Mais comment cela a-t-il pu se produire ? Total de son côté a eu beau jeu de démonter cette hypothèse (néanmoins retenue par le tribunal) et de montrer qu'il n'est concrètement pas possible de déposer sans s'en rendre compte un tel produit, fortement lacrymogène : ceux qui ont tenté de reproduire l'expérience pour les besoins de l'enquête l'ont réalisé à leurs dépens... Cette faiblesse dans le jugement permet à Total de continuer à nier la possibilité d'un tel scénario malgré la condamnation de sa filiale.

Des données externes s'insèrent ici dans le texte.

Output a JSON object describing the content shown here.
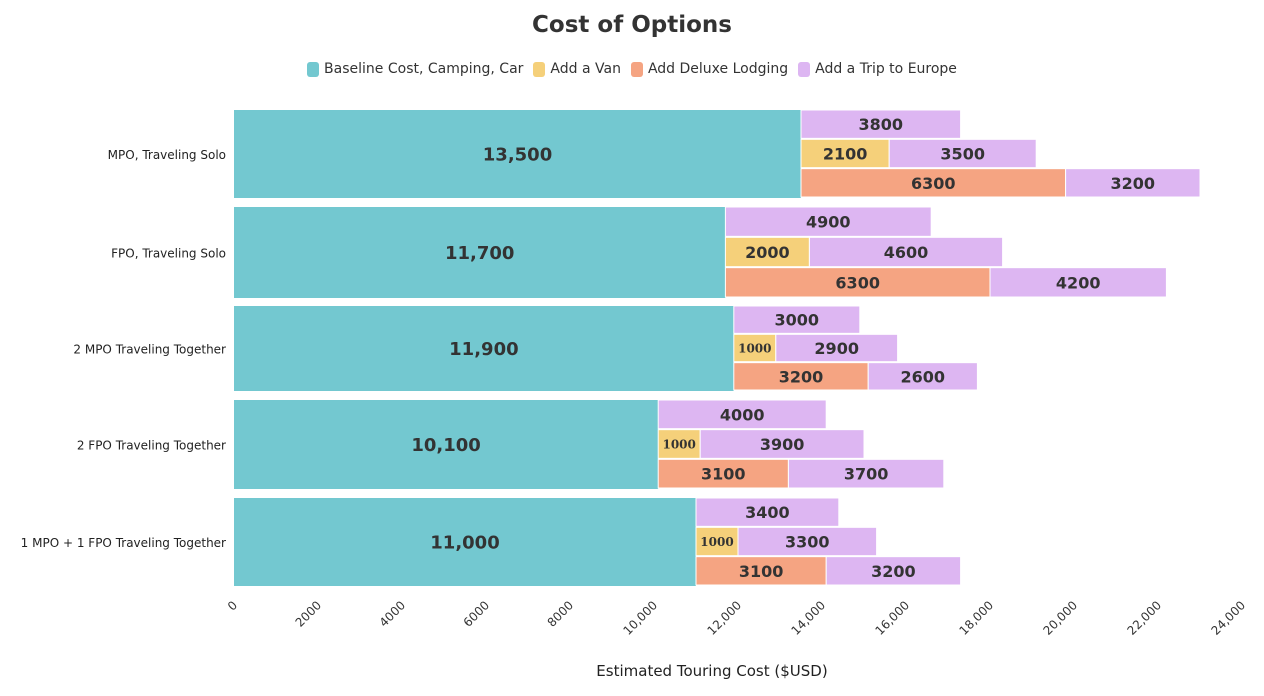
{
  "chart_data": {
    "type": "bar",
    "orientation": "horizontal",
    "title": "Cost of Options",
    "xlabel": "Estimated Touring Cost ($USD)",
    "ylabel": "",
    "xlim": [
      0,
      24000
    ],
    "xticks": [
      "0",
      "2000",
      "4000",
      "6000",
      "8000",
      "10,000",
      "12,000",
      "14,000",
      "16,000",
      "18,000",
      "20,000",
      "22,000",
      "24,000"
    ],
    "legend": [
      {
        "name": "Baseline Cost, Camping, Car",
        "color": "#73c8d0"
      },
      {
        "name": "Add a Van",
        "color": "#f5d07a"
      },
      {
        "name": "Add Deluxe Lodging",
        "color": "#f5a482"
      },
      {
        "name": "Add a Trip to Europe",
        "color": "#ddb6f2"
      }
    ],
    "legend_position": "top-center",
    "groups": [
      {
        "category": "MPO, Traveling Solo",
        "baseline": 13500,
        "baseline_label": "13,500",
        "rows": [
          [
            {
              "series": "Add a Trip to Europe",
              "value": 3800
            }
          ],
          [
            {
              "series": "Add a Van",
              "value": 2100
            },
            {
              "series": "Add a Trip to Europe",
              "value": 3500
            }
          ],
          [
            {
              "series": "Add Deluxe Lodging",
              "value": 6300
            },
            {
              "series": "Add a Trip to Europe",
              "value": 3200
            }
          ]
        ]
      },
      {
        "category": "FPO, Traveling Solo",
        "baseline": 11700,
        "baseline_label": "11,700",
        "rows": [
          [
            {
              "series": "Add a Trip to Europe",
              "value": 4900
            }
          ],
          [
            {
              "series": "Add a Van",
              "value": 2000
            },
            {
              "series": "Add a Trip to Europe",
              "value": 4600
            }
          ],
          [
            {
              "series": "Add Deluxe Lodging",
              "value": 6300
            },
            {
              "series": "Add a Trip to Europe",
              "value": 4200
            }
          ]
        ]
      },
      {
        "category": "2 MPO Traveling Together",
        "baseline": 11900,
        "baseline_label": "11,900",
        "rows": [
          [
            {
              "series": "Add a Trip to Europe",
              "value": 3000
            }
          ],
          [
            {
              "series": "Add a Van",
              "value": 1000
            },
            {
              "series": "Add a Trip to Europe",
              "value": 2900
            }
          ],
          [
            {
              "series": "Add Deluxe Lodging",
              "value": 3200
            },
            {
              "series": "Add a Trip to Europe",
              "value": 2600
            }
          ]
        ]
      },
      {
        "category": "2 FPO Traveling Together",
        "baseline": 10100,
        "baseline_label": "10,100",
        "rows": [
          [
            {
              "series": "Add a Trip to Europe",
              "value": 4000
            }
          ],
          [
            {
              "series": "Add a Van",
              "value": 1000
            },
            {
              "series": "Add a Trip to Europe",
              "value": 3900
            }
          ],
          [
            {
              "series": "Add Deluxe Lodging",
              "value": 3100
            },
            {
              "series": "Add a Trip to Europe",
              "value": 3700
            }
          ]
        ]
      },
      {
        "category": "1 MPO + 1 FPO Traveling Together",
        "baseline": 11000,
        "baseline_label": "11,000",
        "rows": [
          [
            {
              "series": "Add a Trip to Europe",
              "value": 3400
            }
          ],
          [
            {
              "series": "Add a Van",
              "value": 1000
            },
            {
              "series": "Add a Trip to Europe",
              "value": 3300
            }
          ],
          [
            {
              "series": "Add Deluxe Lodging",
              "value": 3100
            },
            {
              "series": "Add a Trip to Europe",
              "value": 3200
            }
          ]
        ]
      }
    ]
  }
}
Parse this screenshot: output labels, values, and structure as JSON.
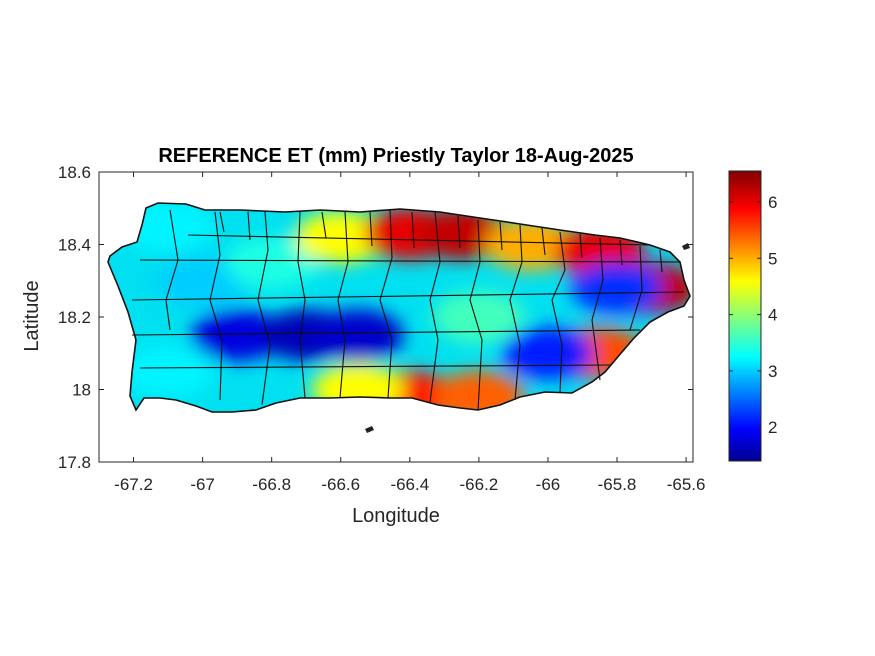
{
  "chart_data": {
    "type": "heatmap",
    "title": "REFERENCE ET (mm) Priestly Taylor 18-Aug-2025",
    "xlabel": "Longitude",
    "ylabel": "Latitude",
    "xlim": [
      -67.3,
      -65.58
    ],
    "ylim": [
      17.8,
      18.6
    ],
    "x_ticks": [
      "-67.2",
      "-67",
      "-66.8",
      "-66.6",
      "-66.4",
      "-66.2",
      "-66",
      "-65.8",
      "-65.6"
    ],
    "x_tick_values": [
      -67.2,
      -67.0,
      -66.8,
      -66.6,
      -66.4,
      -66.2,
      -66.0,
      -65.8,
      -65.6
    ],
    "y_ticks": [
      "17.8",
      "18",
      "18.2",
      "18.4",
      "18.6"
    ],
    "y_tick_values": [
      17.8,
      18.0,
      18.2,
      18.4,
      18.6
    ],
    "colorbar": {
      "colormap": "jet",
      "range": [
        1.4,
        6.55
      ],
      "ticks": [
        "2",
        "3",
        "4",
        "5",
        "6"
      ],
      "tick_values": [
        2,
        3,
        4,
        5,
        6
      ]
    },
    "grid": false,
    "regions": [
      {
        "lon": -67.1,
        "lat": 18.45,
        "et": 3.2
      },
      {
        "lon": -67.0,
        "lat": 18.3,
        "et": 3.0
      },
      {
        "lon": -67.1,
        "lat": 18.05,
        "et": 3.2
      },
      {
        "lon": -66.9,
        "lat": 18.15,
        "et": 1.8
      },
      {
        "lon": -66.7,
        "lat": 18.15,
        "et": 1.6
      },
      {
        "lon": -66.55,
        "lat": 18.15,
        "et": 1.7
      },
      {
        "lon": -66.8,
        "lat": 18.35,
        "et": 3.4
      },
      {
        "lon": -66.6,
        "lat": 18.42,
        "et": 4.6
      },
      {
        "lon": -66.4,
        "lat": 18.43,
        "et": 6.0
      },
      {
        "lon": -66.25,
        "lat": 18.43,
        "et": 6.2
      },
      {
        "lon": -66.05,
        "lat": 18.4,
        "et": 5.0
      },
      {
        "lon": -65.85,
        "lat": 18.38,
        "et": 6.0
      },
      {
        "lon": -65.7,
        "lat": 18.28,
        "et": 6.2
      },
      {
        "lon": -65.8,
        "lat": 18.28,
        "et": 2.2
      },
      {
        "lon": -65.85,
        "lat": 18.1,
        "et": 5.5
      },
      {
        "lon": -66.0,
        "lat": 18.1,
        "et": 2.1
      },
      {
        "lon": -66.2,
        "lat": 18.2,
        "et": 3.6
      },
      {
        "lon": -66.4,
        "lat": 17.98,
        "et": 5.8
      },
      {
        "lon": -66.55,
        "lat": 18.0,
        "et": 4.6
      },
      {
        "lon": -66.2,
        "lat": 17.98,
        "et": 5.4
      }
    ]
  }
}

La réponse est peut-être... dans le dernier bulletin LO de l'usine, publié avant l'accident. Le bulletin relate un incident (non daté) qui s'est produit plusieurs jours avant (peut-être jusqu'à 10 ou 15 jours, étant donnée la fréquence de parution) à l'atelier des dérivés chlorés, où une émanation accidentelle de poussières chlorées a eu lieu et a même envahi l'intérieur de la salle de contrôle (qui pilote les installations chimiques). Les travailleurs de la salle de contrôle en ont subi les conséquences avec, comme le décrit le bulletin dans mon souvenir, "des yeux de myxomatosés". Or, il s'agissait de poussière, donc d'un solide. Cette poussière a forcément dû être balayée ou ramassée, éventuellement neutralisée avec un autre produit ou simplement stockée telle quelle dans des sacs ou des conteneurs à déchets à partir du moment où elle était en grande partie éventée. Il aurait simplement suffi que, dans les 1 à 2 semaines qui suivent, à un moment un sac sale ayant contenu cela ou le contenant encore, ou ayant été en contact avec ces résidus majoritairement éventés dans une benne, soit utilisé dans l'autre partie de l'usine et se retrouve dans le stockage de nitrates, pour que l'explosion ait lieu. Le gros des poussières étant éventé, l'ouvrier cariste n'aurait pu se rendre compte de la nature du produit transporté. Mais il suffit d'un peu de matière encore active pour qu'une explosion se déclenche.
Ce serait donc avant tout une question de gestion des flux de déchets au sein de l'usine qui serait en cause, une "contamination croisée" entre deux secteurs dont les déchets ne sont normalement pas censés se rencontrer.
Mais pour valider un tel scénario, il aurait fallu que l'enquête s'intéresse à ce qui s'était passé dans l'usine peut-être 7, 10 ou 15 jours plus tôt, loin de la "scène du crime". Au lieu de cela, et bien qu'elle ait validé le principe d'une contamination par le DCCNa, elle est complètement passée à côté de cet "incident" et s'est donc privée d'un argument étayant sérieusement son hypothèse.
Extrait d'un article du "Point" du 24 janvier 2017 :
Le DCCNA et le nitrate d'ammonium sont considérés comme incompatibles sur le plan chimique : le contact entre les deux substances produit du trichlorure d'azote, un explosif très instable.